Après avoir dénoncé l’absence de consultation autour des amendements proposés à la Waqf Act, la Jummah Masjid de Port-Louis se dit désormais engagée dans un dialogue constructif avec les autorités. Son vice-président, Nissar Ramtoola, revient sur les rencontres tenues avec le ministre Shakeel Mohamed et les propositions soumises par l’équipe technique de la mosquée.
La Jummah Mosque est-elle rassurée après les consultations de cette semaine ?

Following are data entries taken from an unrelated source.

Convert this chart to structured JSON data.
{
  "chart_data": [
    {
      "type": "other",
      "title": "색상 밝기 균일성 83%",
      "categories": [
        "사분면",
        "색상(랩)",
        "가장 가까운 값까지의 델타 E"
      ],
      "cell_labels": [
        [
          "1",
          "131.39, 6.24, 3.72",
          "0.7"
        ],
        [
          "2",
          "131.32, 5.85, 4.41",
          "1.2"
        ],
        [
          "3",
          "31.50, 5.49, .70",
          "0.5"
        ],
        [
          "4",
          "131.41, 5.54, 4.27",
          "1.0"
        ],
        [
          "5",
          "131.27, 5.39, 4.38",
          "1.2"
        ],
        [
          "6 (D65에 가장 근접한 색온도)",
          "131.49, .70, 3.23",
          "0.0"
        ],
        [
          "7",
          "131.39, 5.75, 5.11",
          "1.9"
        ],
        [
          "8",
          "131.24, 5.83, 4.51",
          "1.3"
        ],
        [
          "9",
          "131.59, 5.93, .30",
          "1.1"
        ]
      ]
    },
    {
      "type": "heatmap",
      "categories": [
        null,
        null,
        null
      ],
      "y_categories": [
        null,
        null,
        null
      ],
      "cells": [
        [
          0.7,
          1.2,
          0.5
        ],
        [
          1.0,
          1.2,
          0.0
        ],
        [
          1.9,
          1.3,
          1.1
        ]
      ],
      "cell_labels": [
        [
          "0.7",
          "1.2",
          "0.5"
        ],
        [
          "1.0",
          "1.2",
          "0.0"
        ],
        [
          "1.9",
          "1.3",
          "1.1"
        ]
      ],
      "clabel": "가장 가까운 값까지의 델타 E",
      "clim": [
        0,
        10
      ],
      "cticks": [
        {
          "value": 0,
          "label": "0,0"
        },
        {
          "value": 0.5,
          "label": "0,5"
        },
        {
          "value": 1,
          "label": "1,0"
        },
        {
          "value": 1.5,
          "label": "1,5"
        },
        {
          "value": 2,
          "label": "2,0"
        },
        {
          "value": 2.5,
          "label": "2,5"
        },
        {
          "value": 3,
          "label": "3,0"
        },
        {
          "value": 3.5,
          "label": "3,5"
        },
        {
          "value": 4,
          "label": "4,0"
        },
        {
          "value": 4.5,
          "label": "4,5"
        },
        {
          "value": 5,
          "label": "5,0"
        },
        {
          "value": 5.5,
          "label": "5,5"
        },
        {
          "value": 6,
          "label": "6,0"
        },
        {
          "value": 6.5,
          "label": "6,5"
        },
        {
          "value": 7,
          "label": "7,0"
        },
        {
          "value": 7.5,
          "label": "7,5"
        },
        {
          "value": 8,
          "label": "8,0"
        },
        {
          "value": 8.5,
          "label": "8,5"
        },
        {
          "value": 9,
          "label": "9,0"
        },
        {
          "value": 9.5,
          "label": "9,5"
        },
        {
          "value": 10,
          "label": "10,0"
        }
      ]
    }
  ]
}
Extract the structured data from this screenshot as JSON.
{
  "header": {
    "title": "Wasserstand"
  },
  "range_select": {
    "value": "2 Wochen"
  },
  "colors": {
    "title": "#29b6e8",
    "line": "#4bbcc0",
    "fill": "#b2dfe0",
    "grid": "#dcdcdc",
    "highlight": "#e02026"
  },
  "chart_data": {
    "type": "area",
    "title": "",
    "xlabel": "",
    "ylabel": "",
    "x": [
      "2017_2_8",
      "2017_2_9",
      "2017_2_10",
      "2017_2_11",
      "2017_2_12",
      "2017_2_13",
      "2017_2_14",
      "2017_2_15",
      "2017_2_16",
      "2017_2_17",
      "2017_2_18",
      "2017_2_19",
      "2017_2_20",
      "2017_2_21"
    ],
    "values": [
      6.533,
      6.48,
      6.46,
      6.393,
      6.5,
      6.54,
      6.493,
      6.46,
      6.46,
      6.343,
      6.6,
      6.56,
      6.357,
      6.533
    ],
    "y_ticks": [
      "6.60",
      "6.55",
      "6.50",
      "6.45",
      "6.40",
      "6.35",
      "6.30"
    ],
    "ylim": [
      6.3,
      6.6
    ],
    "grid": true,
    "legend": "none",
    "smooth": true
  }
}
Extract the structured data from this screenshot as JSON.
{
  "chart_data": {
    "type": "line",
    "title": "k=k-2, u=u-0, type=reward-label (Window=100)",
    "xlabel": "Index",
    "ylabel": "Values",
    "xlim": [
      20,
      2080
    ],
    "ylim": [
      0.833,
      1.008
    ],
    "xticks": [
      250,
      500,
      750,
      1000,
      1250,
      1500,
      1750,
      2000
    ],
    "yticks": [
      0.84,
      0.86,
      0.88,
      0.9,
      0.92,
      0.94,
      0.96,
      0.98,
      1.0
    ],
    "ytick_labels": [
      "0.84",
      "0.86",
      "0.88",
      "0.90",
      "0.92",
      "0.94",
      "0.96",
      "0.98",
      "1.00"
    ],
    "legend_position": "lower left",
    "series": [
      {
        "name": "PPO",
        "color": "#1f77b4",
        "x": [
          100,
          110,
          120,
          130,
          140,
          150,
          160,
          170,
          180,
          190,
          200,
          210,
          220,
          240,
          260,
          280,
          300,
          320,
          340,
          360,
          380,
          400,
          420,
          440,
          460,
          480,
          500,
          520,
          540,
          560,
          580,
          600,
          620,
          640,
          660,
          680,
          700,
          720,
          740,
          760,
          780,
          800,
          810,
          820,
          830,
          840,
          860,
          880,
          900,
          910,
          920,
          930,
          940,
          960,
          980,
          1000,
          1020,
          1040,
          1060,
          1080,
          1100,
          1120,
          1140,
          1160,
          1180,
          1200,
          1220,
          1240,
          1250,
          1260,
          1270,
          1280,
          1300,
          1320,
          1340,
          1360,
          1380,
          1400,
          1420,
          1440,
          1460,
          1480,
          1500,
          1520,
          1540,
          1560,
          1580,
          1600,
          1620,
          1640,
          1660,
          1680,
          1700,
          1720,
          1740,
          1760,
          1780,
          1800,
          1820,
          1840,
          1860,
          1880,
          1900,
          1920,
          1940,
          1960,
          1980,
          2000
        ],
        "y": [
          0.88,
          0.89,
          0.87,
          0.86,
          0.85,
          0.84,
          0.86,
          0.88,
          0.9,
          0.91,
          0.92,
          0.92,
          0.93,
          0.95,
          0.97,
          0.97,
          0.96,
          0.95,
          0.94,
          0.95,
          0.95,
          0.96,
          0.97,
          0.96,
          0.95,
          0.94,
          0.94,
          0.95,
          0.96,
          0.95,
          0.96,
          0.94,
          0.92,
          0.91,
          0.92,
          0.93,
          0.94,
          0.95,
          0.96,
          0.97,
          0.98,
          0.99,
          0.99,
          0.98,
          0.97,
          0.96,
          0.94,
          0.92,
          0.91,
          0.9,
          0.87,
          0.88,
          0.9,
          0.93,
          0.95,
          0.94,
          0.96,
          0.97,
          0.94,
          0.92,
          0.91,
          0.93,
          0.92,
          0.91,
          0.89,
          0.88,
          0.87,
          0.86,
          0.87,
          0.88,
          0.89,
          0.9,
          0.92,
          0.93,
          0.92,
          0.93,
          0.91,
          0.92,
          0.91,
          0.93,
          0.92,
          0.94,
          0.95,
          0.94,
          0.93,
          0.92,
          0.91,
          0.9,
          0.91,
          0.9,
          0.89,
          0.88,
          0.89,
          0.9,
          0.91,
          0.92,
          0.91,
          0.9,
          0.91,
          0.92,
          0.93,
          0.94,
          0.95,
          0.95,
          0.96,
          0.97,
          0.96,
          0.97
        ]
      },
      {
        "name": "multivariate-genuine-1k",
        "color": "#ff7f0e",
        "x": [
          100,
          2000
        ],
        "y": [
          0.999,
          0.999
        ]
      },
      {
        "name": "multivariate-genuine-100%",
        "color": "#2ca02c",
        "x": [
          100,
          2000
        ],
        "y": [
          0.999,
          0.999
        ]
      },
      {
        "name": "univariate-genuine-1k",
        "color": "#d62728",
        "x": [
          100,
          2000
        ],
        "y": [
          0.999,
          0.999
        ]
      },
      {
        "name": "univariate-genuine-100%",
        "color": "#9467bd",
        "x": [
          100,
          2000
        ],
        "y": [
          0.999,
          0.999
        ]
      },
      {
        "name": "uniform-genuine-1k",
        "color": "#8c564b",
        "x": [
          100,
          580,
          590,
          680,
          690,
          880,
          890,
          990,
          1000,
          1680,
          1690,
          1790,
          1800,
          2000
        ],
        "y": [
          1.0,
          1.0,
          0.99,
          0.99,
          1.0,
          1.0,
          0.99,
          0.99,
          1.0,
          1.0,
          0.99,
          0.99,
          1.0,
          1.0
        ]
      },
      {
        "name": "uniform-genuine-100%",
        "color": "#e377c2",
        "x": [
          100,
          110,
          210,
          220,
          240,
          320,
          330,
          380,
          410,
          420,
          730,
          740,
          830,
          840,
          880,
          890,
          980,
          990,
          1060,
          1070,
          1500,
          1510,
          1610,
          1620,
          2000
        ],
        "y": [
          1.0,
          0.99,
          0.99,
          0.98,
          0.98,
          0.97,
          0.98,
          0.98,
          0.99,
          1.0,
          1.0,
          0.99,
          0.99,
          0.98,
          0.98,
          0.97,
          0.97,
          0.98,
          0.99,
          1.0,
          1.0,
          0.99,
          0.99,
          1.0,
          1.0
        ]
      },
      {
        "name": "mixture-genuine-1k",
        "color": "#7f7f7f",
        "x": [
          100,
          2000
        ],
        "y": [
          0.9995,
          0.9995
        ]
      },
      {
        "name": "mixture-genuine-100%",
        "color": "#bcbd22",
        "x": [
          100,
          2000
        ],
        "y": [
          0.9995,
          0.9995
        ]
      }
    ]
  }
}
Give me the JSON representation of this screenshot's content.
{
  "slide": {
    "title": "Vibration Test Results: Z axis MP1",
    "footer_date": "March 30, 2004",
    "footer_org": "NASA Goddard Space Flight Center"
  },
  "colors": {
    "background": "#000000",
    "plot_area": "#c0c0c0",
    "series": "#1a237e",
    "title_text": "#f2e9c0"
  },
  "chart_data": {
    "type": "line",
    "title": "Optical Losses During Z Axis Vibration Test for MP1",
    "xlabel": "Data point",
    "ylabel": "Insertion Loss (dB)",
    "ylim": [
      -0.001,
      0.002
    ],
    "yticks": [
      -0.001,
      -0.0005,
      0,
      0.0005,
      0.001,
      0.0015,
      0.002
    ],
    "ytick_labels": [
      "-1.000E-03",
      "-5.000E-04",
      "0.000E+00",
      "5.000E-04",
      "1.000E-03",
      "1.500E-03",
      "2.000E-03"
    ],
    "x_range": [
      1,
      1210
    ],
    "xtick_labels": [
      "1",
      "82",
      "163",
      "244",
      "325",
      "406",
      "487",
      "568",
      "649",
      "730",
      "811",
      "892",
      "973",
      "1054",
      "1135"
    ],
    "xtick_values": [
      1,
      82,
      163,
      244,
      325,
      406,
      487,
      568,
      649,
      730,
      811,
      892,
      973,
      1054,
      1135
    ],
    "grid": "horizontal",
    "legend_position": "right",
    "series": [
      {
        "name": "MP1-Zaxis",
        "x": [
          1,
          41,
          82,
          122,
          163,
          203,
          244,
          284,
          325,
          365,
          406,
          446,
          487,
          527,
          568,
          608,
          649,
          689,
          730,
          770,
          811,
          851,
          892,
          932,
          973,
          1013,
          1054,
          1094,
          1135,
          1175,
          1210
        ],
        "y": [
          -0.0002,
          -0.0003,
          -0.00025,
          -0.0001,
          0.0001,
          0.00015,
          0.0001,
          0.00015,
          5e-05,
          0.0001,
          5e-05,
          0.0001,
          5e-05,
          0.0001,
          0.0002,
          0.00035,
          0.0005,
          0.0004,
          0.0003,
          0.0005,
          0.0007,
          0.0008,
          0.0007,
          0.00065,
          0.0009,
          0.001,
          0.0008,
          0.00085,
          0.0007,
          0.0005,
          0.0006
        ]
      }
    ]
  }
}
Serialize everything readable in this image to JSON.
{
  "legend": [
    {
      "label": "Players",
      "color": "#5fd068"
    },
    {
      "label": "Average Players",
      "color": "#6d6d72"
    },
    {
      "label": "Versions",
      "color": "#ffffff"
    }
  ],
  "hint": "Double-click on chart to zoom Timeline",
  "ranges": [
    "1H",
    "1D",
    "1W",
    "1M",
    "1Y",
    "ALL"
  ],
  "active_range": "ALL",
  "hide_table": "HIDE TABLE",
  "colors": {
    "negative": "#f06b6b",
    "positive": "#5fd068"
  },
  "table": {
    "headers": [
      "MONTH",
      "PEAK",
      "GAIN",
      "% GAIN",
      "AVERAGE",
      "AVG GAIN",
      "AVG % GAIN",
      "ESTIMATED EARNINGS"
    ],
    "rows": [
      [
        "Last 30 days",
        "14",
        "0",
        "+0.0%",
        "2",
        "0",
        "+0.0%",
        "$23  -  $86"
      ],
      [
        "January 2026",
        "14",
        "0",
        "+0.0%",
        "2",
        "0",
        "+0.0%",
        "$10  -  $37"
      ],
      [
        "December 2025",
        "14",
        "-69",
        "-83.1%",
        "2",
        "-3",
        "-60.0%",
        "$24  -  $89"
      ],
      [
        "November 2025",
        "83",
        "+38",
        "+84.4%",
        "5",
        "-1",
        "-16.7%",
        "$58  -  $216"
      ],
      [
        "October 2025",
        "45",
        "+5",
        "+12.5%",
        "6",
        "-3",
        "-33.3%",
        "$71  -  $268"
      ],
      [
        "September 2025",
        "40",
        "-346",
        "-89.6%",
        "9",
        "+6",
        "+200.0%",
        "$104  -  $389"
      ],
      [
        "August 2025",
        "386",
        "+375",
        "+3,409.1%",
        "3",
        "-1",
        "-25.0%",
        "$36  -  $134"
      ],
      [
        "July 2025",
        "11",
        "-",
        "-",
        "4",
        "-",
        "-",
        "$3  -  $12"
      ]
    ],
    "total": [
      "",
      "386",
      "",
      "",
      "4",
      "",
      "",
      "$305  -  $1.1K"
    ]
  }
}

À la suite de nos préoccupations, le ministre Shakeel Mohamed et les autorités ont réagi promptement. Notre équipe de professionnels a soumis des propositions afin de s’assurer que les amendements n’impactent pas la bonne gestion et l’indépendance des Waqfs.
Durant la semaine écoulée, plusieurs séances de travail/consultations ont été faites réunissant les ministres concernés, les représentants des différents ministères, le Waqf Board of Commissioners, les Ulémas, des professionnels ainsi que l’équipe technique de la Jummah Mosque.
Est-ce satisfaisant ?
Certainement. Ces échanges ont permis de revoir le projet de loi initial et d’aboutir à une ébauche qui tient davantage compte des réalités du terrain et des principes de la Sharia. Ces consultations ont permis aussi de corriger certaines anomalies qui prévalaient dans la loi existante. Nous saluons cette démarche constructive et l’esprit de dialogue qui a prévalu.
La consultation (shura) est un principe très recommandé en Islam et c’est une Sunnah de notre bien-aimé Prophète (saw). D’ailleurs, différentes organisations continuent d’apporter leurs suggestions et il paraît que les différents points et suggestions seront pris en considération.
Quelle est la prochaine étape ?
Nous prévoyons qu’il y aura une nouvelle réunion pendant la semaine à venir afin d’aboutir à un consensus qui allie bonne gouvernance et spécificités du Waqf, sacro-saint dans l’Islam. D’ailleurs, les principes de bonne gouvernance sont ancrés dans notre Sharia.
Nous estimons que ces amendements, liés spécifiquement à l’aspect « AML/CFT », doivent être accompagnés d’une refonte complète de la loi Waqf qui date de 1941 avec l’élaboration d’une feuille de route (Roadmap).
Quelles ont été les propositions de la Jummah Masjid ?
Nous avons fait une série de propositions aux autorités et elles reposent sur un principe simple : tous les waqfs ne présentent pas le même niveau de risque ni les mêmes caractéristiques. Aussi, un Mutawalli ne peut être comparé à un licencié des services financiers. Il est donc essentiel que la loi adopte une approche proportionnée.
Un Waqf est une amânah (responsabilité) envers Allah et dès qu’un waqf est dédié, il devient perpétuel et inaliénable. C’est dans cette optique que nos propositions ont été faites afin d’assurer la pérennité des Waqfs.
La distinction entre les différents waqfs sera-t-elle prise en considération ?
Nous avons proposé notamment de distinguer les waqfs selon leur taille, leur objet, leurs activités et leurs sources de financement, ainsi que les donations en petites quantités plutôt que d’imposer les mêmes obligations à tous.
Il était aussi important d’éviter de créer des charges administratives pour les petits waqfs familiaux ou religieux qui ne collectent pas de fonds auprès du public.
Nous espérons que ces consultations (Shura) déboucheront sur un plan de réforme consensuel et équilibré afin de consolider les Waqfs.